A taxa composta de subutilização da força de trabalho avançou de 23,6% no quarto trimestre de 2017 para 24,7% no primeiro trimestre deste ano, segundo os dados da Pesquisa Nacional por Amostra de Domicílios Contínua (Pnad Contínua) Trimestral, divulgados na manhã desta quinta-feira (17), pelo Instituto Brasileiro de Geografia e Estatística (IBGE).

O resultado equivale a dizer que faltava trabalho para 27,7 milhões de pessoas no País no primeiro trimestre do ano. No mesmo trimestre de 2017, a taxa de subutilização da força de trabalho estava em 24,1%.

Tanto a taxa de composta de subutilização da força de trabalho quanto o contingente de pessoas nessa situação registraram no primeiro trimestre o nível recorde da série histórica da Pnad Contínua, iniciada em 2012.

O indicador inclui a taxa de desocupação, a taxa de subocupação por insuficiência de horas e a taxa da força de trabalho potencial - pessoas que não estão em busca de emprego, mas estariam disponíveis para trabalhar.

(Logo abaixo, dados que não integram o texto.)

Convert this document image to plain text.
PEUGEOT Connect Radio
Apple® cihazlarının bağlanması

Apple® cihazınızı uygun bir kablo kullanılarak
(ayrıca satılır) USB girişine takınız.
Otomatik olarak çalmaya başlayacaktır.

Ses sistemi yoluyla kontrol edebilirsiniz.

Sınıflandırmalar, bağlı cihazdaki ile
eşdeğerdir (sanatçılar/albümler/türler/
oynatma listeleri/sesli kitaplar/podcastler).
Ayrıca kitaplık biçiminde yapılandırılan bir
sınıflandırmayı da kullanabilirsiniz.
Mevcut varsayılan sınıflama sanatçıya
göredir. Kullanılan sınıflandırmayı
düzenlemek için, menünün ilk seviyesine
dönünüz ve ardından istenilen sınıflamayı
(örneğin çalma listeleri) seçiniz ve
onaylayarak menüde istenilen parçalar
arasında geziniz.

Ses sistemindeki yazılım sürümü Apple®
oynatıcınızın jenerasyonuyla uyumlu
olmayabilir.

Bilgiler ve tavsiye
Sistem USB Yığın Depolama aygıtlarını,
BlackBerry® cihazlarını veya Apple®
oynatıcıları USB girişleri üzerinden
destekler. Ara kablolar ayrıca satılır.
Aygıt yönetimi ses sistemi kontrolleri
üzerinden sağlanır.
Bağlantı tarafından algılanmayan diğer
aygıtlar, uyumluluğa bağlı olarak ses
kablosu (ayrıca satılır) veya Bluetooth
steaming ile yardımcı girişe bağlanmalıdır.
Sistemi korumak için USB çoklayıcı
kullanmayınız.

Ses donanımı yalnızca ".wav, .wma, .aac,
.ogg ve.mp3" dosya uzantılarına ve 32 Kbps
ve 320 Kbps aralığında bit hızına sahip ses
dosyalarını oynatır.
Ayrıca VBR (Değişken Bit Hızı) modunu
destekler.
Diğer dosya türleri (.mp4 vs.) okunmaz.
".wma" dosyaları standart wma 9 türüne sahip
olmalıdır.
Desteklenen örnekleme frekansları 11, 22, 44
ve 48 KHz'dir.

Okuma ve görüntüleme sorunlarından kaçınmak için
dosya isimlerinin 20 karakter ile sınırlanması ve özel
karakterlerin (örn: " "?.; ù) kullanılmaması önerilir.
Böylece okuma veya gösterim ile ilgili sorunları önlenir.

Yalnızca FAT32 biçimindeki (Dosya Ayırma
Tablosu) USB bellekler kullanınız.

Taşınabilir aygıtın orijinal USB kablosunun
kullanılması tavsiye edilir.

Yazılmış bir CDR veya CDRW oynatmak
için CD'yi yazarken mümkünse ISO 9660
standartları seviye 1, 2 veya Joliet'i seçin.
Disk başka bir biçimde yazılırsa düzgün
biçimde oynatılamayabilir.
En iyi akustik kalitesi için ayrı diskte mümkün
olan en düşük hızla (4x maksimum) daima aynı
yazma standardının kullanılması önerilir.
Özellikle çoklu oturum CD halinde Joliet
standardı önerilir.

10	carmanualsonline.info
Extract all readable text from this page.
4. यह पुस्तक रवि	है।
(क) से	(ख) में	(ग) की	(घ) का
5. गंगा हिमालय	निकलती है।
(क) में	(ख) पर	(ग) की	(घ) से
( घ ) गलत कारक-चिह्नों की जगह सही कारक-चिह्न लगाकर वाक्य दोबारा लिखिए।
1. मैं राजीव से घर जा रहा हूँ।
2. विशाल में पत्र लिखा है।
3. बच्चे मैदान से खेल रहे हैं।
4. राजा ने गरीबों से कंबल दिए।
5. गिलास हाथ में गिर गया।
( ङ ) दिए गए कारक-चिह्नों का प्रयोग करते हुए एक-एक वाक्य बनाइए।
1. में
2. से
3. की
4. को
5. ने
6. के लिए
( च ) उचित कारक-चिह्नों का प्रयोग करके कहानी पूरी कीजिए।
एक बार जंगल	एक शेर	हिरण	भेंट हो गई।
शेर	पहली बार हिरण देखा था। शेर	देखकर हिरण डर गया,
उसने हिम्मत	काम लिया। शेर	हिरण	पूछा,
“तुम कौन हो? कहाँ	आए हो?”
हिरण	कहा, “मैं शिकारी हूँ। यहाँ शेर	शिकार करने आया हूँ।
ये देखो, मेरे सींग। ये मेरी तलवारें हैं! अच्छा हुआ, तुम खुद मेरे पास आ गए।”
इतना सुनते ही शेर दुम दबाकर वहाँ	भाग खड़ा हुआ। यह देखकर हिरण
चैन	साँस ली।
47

A taxa combinada de subocupação por insuficiência de horas trabalhadas e desocupação foi de 19,1% no primeiro trimestre de 2018. Havia, segundo o IBGE, o equivalente a 6,2 milhões de trabalhadores subocupados por insuficiência de horas trabalhadas e 13,7 milhões de desocupados. No quarto trimestre de 2017, o indicador tinha ficado em 18%.

O indicador inclui as pessoas ocupadas com uma jornada inferior a 40 horas semanais que gostariam de trabalhar por um período maior, somadas às pessoas que buscam emprego.

Já a taxa combinada da desocupação e da força de trabalho potencial - que abrange as pessoas que gostariam de trabalhar, mas não procuraram trabalho, ou que procuraram, mas não estavam disponíveis para trabalhar (força de trabalho potencial) - foi de 19,2% no primeiro trimestre, o que representa 21,5 milhões de pessoas nessa condição. No quarto trimestre de 2017, essa taxa estava em 17,8%.

Desistência

A população desalentada é a que desistiu de procurar emprego e é definida como a que estava fora da força de trabalho por não conseguir um emprego adequado, não ter experiência ou qualificação, ser considerada muito jovem ou idosa, ou não haver trabalho na localidade em que reside.

A taxa de desalento atinge 4,1% da força de trabalho ampliada no Brasil e é mais intensa na Região Nordeste, com 9,7%. Em Alagoas, 17% da força de trabalho desistiram de procurar emprego e, no Maranhão, 13,3%. No Rio de Janeiro e em Santa Catarina, o desalento é de 0,8%.

Taxa de desemprego é de 13,1%

O IBGE já tinha divulgado em 27 de abril que a taxa de desemprego no primeiro trimestre de 2018. Ela subiu para 13,1%.

Se considerada cor ou raça da população, a taxa evidencia desigualdades. Enquanto o desemprego é de 10,5% entre os brancos, ele chega a 15,1% entre os pardos e 16% entre os pretos.

A população parda corresponde a 52,6% dos desempregados no Brasil, embora  corresponda a 47,1% da população brasileira.

Os brancos, por sua vez, são 43,3% dos brasileiros e 35,2% dos desempregados. Já os pretos são 8,7% da população do país e 11,6% dos desempregados, segundo dados do IBGE.